Per non parlare del fatto che il progetto quando fa riferimento ad altri importantissimi valori, come quello della pace, non solo non lo colloca insieme agli altri valori, cui si è fatto cenno poc’anzi, ma si limita ad affermare che la pace è, più semplicemente, un obiettivo da promuovere. Anzi, per essere più precisi, nell’art. I.42, comma 1, lettera a) si fornisce un’espressa legittimazione alla c.d. guerra preventiva perché vi si afferma che “l’Unione mobilita tutti gli strumenti di cui dispone, inclusi i mezzi militari messi a sua disposizione dagli Stati membri, per prevenire la minaccia terroristica sul territorio degli Stati membri; proteggere le istituzioni democratiche e la popolazione civile da un eventuale attacco terroristico; prestare assistenza a uno Stato membro sul suo territorio, a richiesta delle sue autorità politiche, in caso di attacco terroristico”.

7. Le critiche nel merito sono dunque molteplici e l’economia del presente lavoro non ci consente di analizzarle e approfondirle tutte. Va anche detto, però, che tali critiche sarebbero le medesime se ad elaborare un testo con siffatti contenuti fosse stata effettivamente una Assemblea costituente europea. Con la differenza che, come già detto, in quest’ultimo caso, si sarebbe trattato di un vero e proprio progetto di Costituzione, mentre nel testo licenziato dalla Convenzione abbiamo a che fare con un articolato spesso complesso che si limita a disciplinare alcuni importanti aspetti dell’ordinamento giuridico europeo.
Né sembrano accettabili le critiche, talvolta eccessivamente appassionate, che una parte della dottrina muove a chi rifiuta di modificare le categorie giuridiche classiche per adattarle alla realtà europea. L’ordinamento europeo è un ordinamento giuridico e il giurista non può che studiarlo e analizzarlo applicando il proprio solido e consistente bagaglio concettuale. Finché non sarà elaborata una nuova teoria generale del diritto e dello Stato, finché alcuni concetti fondamentali, quali quello di sovranità, di rappresentanza politica, di legittimazione democratica, di popolo, non saranno rielaborati con metodo rigoroso e pervenendo a conclusioni attendibili, non possiamo che continuare a guardare al fenomeno giuridico applicando i vecchi insegnamenti.

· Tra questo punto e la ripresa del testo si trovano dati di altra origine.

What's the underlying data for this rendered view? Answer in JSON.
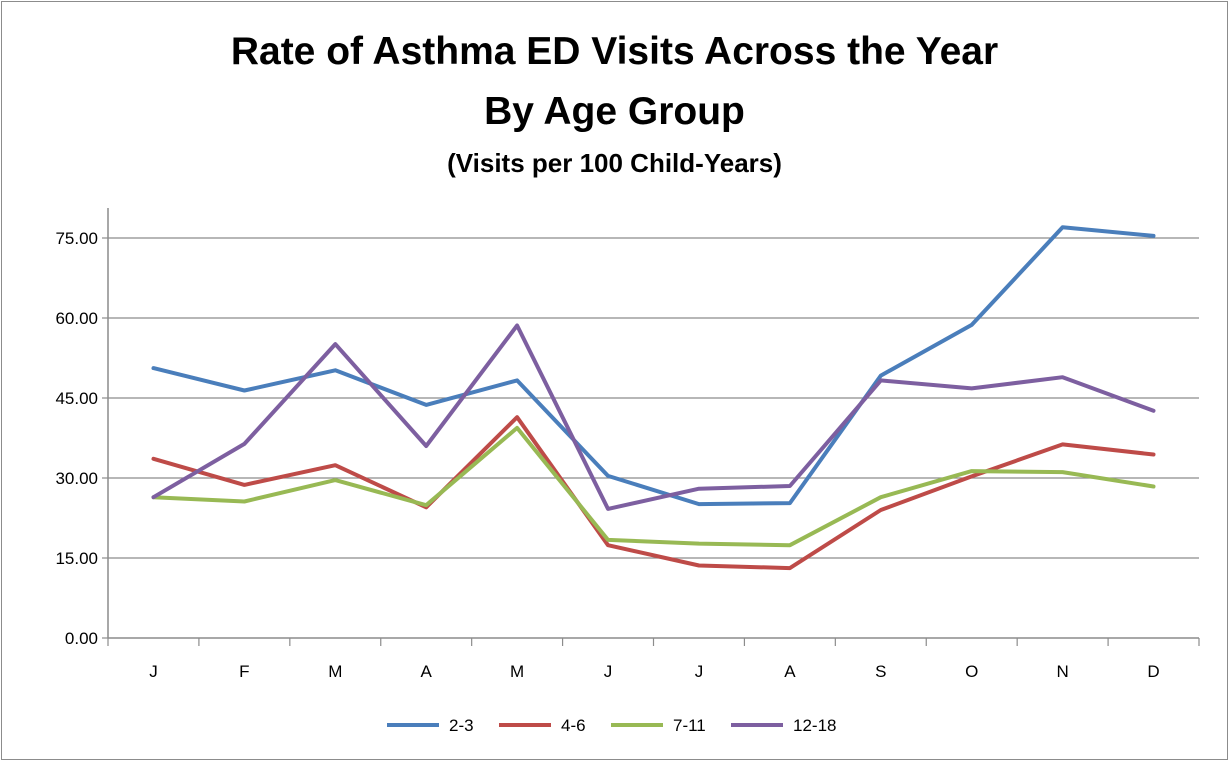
{
  "chart_data": {
    "type": "line",
    "title": "Rate of Asthma ED Visits Across the Year",
    "subtitle_1": "By Age Group",
    "subtitle_2": "(Visits per 100 Child-Years)",
    "categories": [
      "J",
      "F",
      "M",
      "A",
      "M",
      "J",
      "J",
      "A",
      "S",
      "O",
      "N",
      "D"
    ],
    "yticks": [
      "0.00",
      "15.00",
      "30.00",
      "45.00",
      "60.00",
      "75.00"
    ],
    "ylim": [
      0,
      75
    ],
    "grid": true,
    "legend_position": "bottom",
    "series": [
      {
        "name": "2-3",
        "color": "#4a7ebb",
        "values": [
          50.6,
          46.4,
          50.2,
          43.7,
          48.3,
          30.4,
          25.1,
          25.3,
          49.2,
          58.7,
          77.0,
          75.4
        ]
      },
      {
        "name": "4-6",
        "color": "#be4b48",
        "values": [
          33.6,
          28.7,
          32.4,
          24.5,
          41.4,
          17.4,
          13.6,
          13.1,
          24.0,
          30.3,
          36.3,
          34.4
        ]
      },
      {
        "name": "7-11",
        "color": "#98b954",
        "values": [
          26.4,
          25.6,
          29.6,
          24.9,
          39.4,
          18.4,
          17.7,
          17.4,
          26.4,
          31.3,
          31.1,
          28.4
        ]
      },
      {
        "name": "12-18",
        "color": "#7d5fa0",
        "values": [
          26.4,
          36.4,
          55.1,
          36.0,
          58.6,
          24.2,
          28.0,
          28.5,
          48.3,
          46.8,
          48.9,
          42.6
        ]
      }
    ]
  }
}
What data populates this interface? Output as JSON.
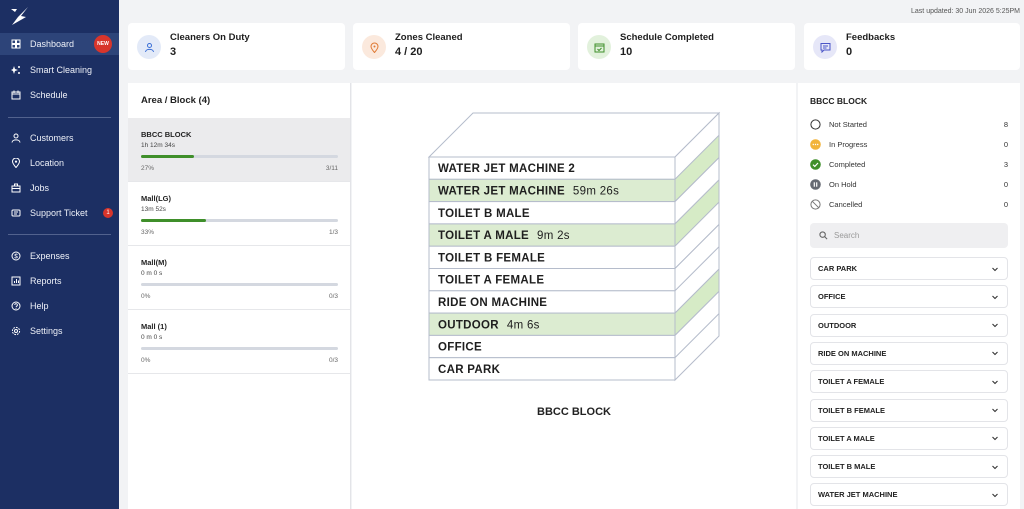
{
  "sidebar": {
    "items": [
      {
        "label": "Dashboard",
        "icon": "grid-icon",
        "active": true,
        "badge": "NEW"
      },
      {
        "label": "Smart Cleaning",
        "icon": "sparkle-icon"
      },
      {
        "label": "Schedule",
        "icon": "calendar-icon"
      },
      {
        "label": "Customers",
        "icon": "user-icon"
      },
      {
        "label": "Location",
        "icon": "pin-icon"
      },
      {
        "label": "Jobs",
        "icon": "briefcase-icon"
      },
      {
        "label": "Support Ticket",
        "icon": "ticket-icon",
        "count": "1"
      },
      {
        "label": "Expenses",
        "icon": "dollar-icon"
      },
      {
        "label": "Reports",
        "icon": "chart-icon"
      },
      {
        "label": "Help",
        "icon": "help-icon"
      },
      {
        "label": "Settings",
        "icon": "gear-icon"
      }
    ]
  },
  "header": {
    "last_updated": "Last updated: 30 Jun 2026 5:25PM"
  },
  "stats": [
    {
      "label": "Cleaners On Duty",
      "value": "3",
      "icon": "person-icon",
      "color": "#e3eaf8",
      "icon_color": "#3b6fd6"
    },
    {
      "label": "Zones Cleaned",
      "value": "4 / 20",
      "icon": "location-icon",
      "color": "#fbe9dd",
      "icon_color": "#e07a35"
    },
    {
      "label": "Schedule Completed",
      "value": "10",
      "icon": "calendar-check-icon",
      "color": "#e2f1dc",
      "icon_color": "#3f8f2a"
    },
    {
      "label": "Feedbacks",
      "value": "0",
      "icon": "message-icon",
      "color": "#e6e7f8",
      "icon_color": "#4b55c7"
    }
  ],
  "areas": {
    "title": "Area / Block (4)",
    "items": [
      {
        "name": "BBCC BLOCK",
        "duration": "1h 12m 34s",
        "percent": "27%",
        "progress": 0.27,
        "count": "3/11",
        "selected": true
      },
      {
        "name": "Mall(LG)",
        "duration": "13m 52s",
        "percent": "33%",
        "progress": 0.33,
        "count": "1/3"
      },
      {
        "name": "Mall(M)",
        "duration": "0 m 0 s",
        "percent": "0%",
        "progress": 0,
        "count": "0/3"
      },
      {
        "name": "Mall (1)",
        "duration": "0 m 0 s",
        "percent": "0%",
        "progress": 0,
        "count": "0/3"
      }
    ]
  },
  "building": {
    "label": "BBCC BLOCK",
    "floors": [
      {
        "name": "WATER JET MACHINE 2",
        "time": "",
        "done": false
      },
      {
        "name": "WATER JET MACHINE",
        "time": "59m 26s",
        "done": true
      },
      {
        "name": "TOILET B MALE",
        "time": "",
        "done": false
      },
      {
        "name": "TOILET A MALE",
        "time": "9m 2s",
        "done": true
      },
      {
        "name": "TOILET B FEMALE",
        "time": "",
        "done": false
      },
      {
        "name": "TOILET A FEMALE",
        "time": "",
        "done": false
      },
      {
        "name": "RIDE ON MACHINE",
        "time": "",
        "done": false
      },
      {
        "name": "OUTDOOR",
        "time": "4m 6s",
        "done": true
      },
      {
        "name": "OFFICE",
        "time": "",
        "done": false
      },
      {
        "name": "CAR PARK",
        "time": "",
        "done": false
      }
    ]
  },
  "status_panel": {
    "title": "BBCC BLOCK",
    "statuses": [
      {
        "label": "Not Started",
        "count": "8",
        "icon": "circle-outline-icon"
      },
      {
        "label": "In Progress",
        "count": "0",
        "icon": "dots-icon"
      },
      {
        "label": "Completed",
        "count": "3",
        "icon": "check-circle-icon"
      },
      {
        "label": "On Hold",
        "count": "0",
        "icon": "pause-icon"
      },
      {
        "label": "Cancelled",
        "count": "0",
        "icon": "cancel-icon"
      }
    ],
    "search_placeholder": "Search",
    "zones": [
      "CAR PARK",
      "OFFICE",
      "OUTDOOR",
      "RIDE ON MACHINE",
      "TOILET A FEMALE",
      "TOILET B FEMALE",
      "TOILET A MALE",
      "TOILET B MALE",
      "WATER JET MACHINE"
    ]
  }
}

Ciò non significa che l’Unione europea sia valutata applicando categorie superate. Significa, invece, più semplicemente, che l’Unione viene misurata con il metodo giuridico e applicando le categorie giuridiche note, cercando di trovare una collocazione, anch’essa giuridica, a fenomeni, quale quello europeo, la cui complessità è tale da non poter essere giustificata soltanto a posteriori, ma che, proprio per questa sua complessità, necessita di analisi ancora più rigorose del consueto.